Mr Cooke told the Home Affairs Select Committee yesterday: “An awful lot of Police Officers' time is taken up looking for children missing from home and absent from care.
“If that's what the public and Parliament want Policing to do, that's fine. But you must bear in mind while they're doing that, they're not doing other things that they should be doing, like detecting crime.
“With the wide scope that Policing has, in my view there needs to be a decision made in relation to what we want from our police service moving forward, and whether other agencies need to step into some parts of that sphere.”
Andy Berry, Devon and Cornwall Police Federation Chair, said: “I’m really glad to hear that the new HMICFRS Andy Cooke understands how much police officer time is currently spent undertaking roles which should be being done by other agencies.
“A really substantial amount of officer time is now spent dealing with things which are not crime. Sitting with the mentally ill awaiting assessments, looking after people whilst waiting for ambulances to arrive, giving looked after children lifts back to care homes because they employ too few staff to do it themselves.
“The list goes on, not least just reassuring people, often the elderly, because they are anxious and lonely.”
Andy added: “As Andy Cooke says, that’s fine but all of that takes time away from officers preventing them from proactively investigating crime or being that strong visible presence which prevents crime and anti-social behaviour as well as reassuring the public.
“This is an issue that I have been raising for the last few years to senior leaders in my own force, posing the question, that with demand outstripping capacity ‘What don’t you want us to do’ and the answer is a resounding silence. In my force much crime now only receives scant investigation because we have work to protect and look after the vulnerable who often can’t get the help they need from other services such as Health and Social Care.
“This is an issue also highlighted by Sir Michael Barber in his recently published ‘Strategic Review of Policing in England and Wales’ where he says “the police increasingly find themselves acting as a public service of last resort, picking up the pieces where other social services have failed”. He goes on to say that those who lead the police, the APCC, NPCC and Home Office should agree a new police service statement of mission and values.
“However it is done I absolutely believe that there needs to be a public conversation on what the Government and Public actually want the police to concentrate on.
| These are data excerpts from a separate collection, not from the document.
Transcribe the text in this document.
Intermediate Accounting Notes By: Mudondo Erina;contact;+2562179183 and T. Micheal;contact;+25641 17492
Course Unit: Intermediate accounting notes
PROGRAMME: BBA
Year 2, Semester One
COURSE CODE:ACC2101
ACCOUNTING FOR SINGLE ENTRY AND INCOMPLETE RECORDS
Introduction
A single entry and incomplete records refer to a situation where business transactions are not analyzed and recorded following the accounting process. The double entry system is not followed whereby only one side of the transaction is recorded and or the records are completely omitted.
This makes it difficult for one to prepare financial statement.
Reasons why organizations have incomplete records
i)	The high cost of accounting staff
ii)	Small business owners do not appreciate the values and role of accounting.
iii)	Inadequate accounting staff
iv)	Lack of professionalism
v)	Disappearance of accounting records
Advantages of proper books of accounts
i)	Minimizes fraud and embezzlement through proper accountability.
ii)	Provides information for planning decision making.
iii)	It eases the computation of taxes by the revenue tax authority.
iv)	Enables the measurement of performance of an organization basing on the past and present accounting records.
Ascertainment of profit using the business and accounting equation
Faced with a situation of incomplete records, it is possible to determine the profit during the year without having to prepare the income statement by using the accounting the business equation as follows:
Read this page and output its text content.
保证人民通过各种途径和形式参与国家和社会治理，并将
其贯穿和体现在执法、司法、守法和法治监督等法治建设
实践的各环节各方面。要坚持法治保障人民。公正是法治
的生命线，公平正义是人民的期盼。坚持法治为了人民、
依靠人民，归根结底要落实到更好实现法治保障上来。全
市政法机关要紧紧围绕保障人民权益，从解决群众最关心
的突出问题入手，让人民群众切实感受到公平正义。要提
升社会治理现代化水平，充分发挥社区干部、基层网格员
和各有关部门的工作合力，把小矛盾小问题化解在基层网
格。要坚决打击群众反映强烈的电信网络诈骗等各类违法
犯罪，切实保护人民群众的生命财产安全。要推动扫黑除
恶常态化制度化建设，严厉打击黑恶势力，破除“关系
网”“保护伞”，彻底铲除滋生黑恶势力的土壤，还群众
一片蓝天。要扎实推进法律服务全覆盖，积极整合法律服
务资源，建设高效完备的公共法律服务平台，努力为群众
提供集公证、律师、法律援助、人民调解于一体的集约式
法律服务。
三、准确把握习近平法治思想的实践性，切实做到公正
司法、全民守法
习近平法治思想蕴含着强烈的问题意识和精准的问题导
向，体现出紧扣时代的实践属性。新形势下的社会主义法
At the moment, it feels that the service is trying to please everyone but probably pleasing no one and this is felt most acutely by the officers working within the service.
“The highly skilled and dedicated officers working across Devon & Cornwall know what a difference they can make to keeping the public safe from those who choose to break the law, safe from those who deal drugs, safe from those who drive recklessly on our roads – but are ever more frustrated that they don’t have the time or equipment to focus on this core business.
“We are great at doing those things because that is what they are trained to do and so why would the public want us pretending to be social workers, paramedics or mental health professionals. Importantly also is the fact that no one else does our work. We are the only agency that would investigate a burglary in Cambourne or a rape in Honiton and if we don’t have time then there is no one else to help.”
Andy concluded: “So my message to the new HMIFRCS is to use his position to drive change and put his money where his mouth is. Only yesterday the Chancellor told us that economically we are in for a rough ride and that sounds to me like an early warning of further austerity for public services and so perhaps now, more importantly than at anytime in the last decade, the underfunded Police Service needs to define what it does and indeed what it’s not going to do.”